The compiler is the memory controller
On a GPU, the memory controller is a hardware unit that decides, at runtime, which cache line to evict and which to keep. On a TPU, XLA is the memory controller. It makes the same decisions — what data to place where, when to prefetch, when to evict — but at compile time, statically, before the program runs.
This has profound implications for what workloads TPUs can serve efficiently:
| Workload Property | GPU (Hardware Cache) | TPU (Software Scratchpad) |
|---|---|---|
| Static, predictable access | Good — cache learns the pattern | Excellent — compiler schedules perfectly |
| Dynamic shapes / control flow | Good — cache adapts at runtime | Poor — compiler must pad/speculate |
| Sparse, data-dependent access | Moderate — L2 absorbs hot set | Poor — requires SparseCore bypass |
| Latency determinism | Low — cache misses cause variance | High — no cache misses possible |
| Energy efficiency | Moderate — cache tag checks cost power | High — no tag arrays, no coherence |
The energy argument
Hardware caches are not free. Tag arrays, comparators, eviction logic, and coherence protocols consume silicon area and power. On a modern GPU, the L2 cache alone can consume 5–10% of the chip's power budget. By eliminating hardware caches entirely, the TPU reclaims that power budget for compute and memory bandwidth — a direct efficiency advantage for workloads that don't need the cache's flexibility.
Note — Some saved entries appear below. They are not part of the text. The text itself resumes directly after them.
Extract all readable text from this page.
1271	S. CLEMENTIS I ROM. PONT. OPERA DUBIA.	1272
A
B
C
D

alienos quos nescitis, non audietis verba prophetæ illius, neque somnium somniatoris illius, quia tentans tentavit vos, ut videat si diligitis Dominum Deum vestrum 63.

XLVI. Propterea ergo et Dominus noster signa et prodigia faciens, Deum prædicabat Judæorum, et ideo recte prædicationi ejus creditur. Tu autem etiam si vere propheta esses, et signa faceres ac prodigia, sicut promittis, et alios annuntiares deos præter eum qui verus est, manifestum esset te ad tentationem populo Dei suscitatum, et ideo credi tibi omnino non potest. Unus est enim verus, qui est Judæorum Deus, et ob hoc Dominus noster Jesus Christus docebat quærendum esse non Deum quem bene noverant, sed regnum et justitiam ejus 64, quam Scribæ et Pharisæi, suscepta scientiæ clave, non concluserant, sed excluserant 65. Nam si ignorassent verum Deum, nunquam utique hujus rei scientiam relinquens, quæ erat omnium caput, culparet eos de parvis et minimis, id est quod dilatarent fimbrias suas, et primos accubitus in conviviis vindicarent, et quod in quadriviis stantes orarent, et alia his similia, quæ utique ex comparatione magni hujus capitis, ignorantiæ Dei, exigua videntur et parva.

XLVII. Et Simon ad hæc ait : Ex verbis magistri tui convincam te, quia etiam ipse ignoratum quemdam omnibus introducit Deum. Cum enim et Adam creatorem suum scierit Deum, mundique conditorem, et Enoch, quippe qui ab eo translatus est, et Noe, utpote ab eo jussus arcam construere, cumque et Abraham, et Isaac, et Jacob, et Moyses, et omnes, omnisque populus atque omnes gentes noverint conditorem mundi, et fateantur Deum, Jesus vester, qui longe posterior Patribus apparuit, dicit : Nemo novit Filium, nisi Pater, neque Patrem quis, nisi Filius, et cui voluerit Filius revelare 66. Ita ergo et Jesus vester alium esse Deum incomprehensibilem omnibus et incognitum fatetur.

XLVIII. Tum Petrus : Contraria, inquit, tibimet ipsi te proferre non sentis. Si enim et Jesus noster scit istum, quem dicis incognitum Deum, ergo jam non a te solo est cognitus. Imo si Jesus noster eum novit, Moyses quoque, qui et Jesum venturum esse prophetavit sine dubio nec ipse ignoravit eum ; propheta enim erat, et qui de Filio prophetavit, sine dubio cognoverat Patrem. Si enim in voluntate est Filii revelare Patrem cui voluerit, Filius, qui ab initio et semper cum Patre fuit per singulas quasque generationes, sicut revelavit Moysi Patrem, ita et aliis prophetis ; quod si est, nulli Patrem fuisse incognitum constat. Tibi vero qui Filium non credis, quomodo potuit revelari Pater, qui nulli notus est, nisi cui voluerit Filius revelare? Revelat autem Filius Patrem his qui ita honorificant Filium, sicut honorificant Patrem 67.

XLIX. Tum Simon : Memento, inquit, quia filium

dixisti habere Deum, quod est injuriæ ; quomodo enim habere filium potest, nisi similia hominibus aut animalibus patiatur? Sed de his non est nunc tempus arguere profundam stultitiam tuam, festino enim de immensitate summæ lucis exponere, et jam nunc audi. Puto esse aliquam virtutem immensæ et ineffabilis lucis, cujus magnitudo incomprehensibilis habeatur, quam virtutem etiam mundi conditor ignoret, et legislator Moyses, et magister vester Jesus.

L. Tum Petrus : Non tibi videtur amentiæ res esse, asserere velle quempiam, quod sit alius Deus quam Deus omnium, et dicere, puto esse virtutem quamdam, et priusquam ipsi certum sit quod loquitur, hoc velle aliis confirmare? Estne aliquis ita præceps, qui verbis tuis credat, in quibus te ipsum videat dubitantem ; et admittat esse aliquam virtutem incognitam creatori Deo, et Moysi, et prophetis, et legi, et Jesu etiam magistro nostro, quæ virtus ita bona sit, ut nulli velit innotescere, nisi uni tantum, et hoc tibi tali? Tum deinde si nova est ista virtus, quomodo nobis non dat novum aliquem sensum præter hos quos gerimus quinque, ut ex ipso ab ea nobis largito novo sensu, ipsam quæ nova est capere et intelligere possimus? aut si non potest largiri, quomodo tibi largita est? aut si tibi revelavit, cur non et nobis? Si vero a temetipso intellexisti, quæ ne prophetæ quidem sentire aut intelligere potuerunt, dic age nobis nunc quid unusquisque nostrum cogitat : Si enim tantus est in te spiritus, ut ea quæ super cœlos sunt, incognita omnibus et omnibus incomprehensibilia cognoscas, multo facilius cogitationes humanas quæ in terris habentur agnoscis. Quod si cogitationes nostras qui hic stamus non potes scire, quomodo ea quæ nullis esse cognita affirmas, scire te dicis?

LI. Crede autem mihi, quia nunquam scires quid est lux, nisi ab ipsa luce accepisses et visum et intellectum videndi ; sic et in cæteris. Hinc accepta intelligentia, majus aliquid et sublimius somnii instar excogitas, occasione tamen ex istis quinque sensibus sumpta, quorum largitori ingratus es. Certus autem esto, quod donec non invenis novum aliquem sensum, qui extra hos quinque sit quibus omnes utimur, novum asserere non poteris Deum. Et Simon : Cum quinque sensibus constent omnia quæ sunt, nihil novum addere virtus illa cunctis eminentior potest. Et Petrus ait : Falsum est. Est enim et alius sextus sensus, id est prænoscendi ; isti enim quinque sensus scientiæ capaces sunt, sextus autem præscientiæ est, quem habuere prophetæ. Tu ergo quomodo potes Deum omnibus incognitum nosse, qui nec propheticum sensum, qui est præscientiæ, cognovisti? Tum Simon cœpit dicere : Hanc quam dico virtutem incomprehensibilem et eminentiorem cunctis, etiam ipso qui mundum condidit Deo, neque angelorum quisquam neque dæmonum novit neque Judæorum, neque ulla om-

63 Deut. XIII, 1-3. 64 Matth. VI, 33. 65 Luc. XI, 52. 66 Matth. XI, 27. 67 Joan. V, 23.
This is a significant part of Trillium's (v6e) 67% energy-efficiency improvement over v5e. It is not just better transistors — it is a fundamentally leaner memory interface that does not pay the overhead of hardware cache management.
Where this leads
The software-managed memory model is a bet on compiler technology. As XLA improves — better tiling strategies, better prefetch scheduling, better handling of dynamic shapes — the range of workloads that TPUs handle efficiently expands. But the fundamental constraint remains: the compiler operates on information available at compile time. Runtime-dependent access patterns will always require either hardware caching (the GPU approach) or purpose-built irregular-access processors (the SparseCore approach).
The interesting question is not which approach is "better" — it is which approach is better suited to the workloads that matter most. For dense transformer training and inference, the TPU's software-managed model is demonstrably more efficient. For general-purpose ML serving with dynamic batching, variable-length inputs, and diverse model architectures, the GPU's hardware-managed model remains more robust.
GPUs hide the memory system behind hardware caches. TPUs expose it to the compiler. The tradeoff is determinism vs. generality — and it explains more about the TPU's strengths and limitations than any FLOPS number ever will.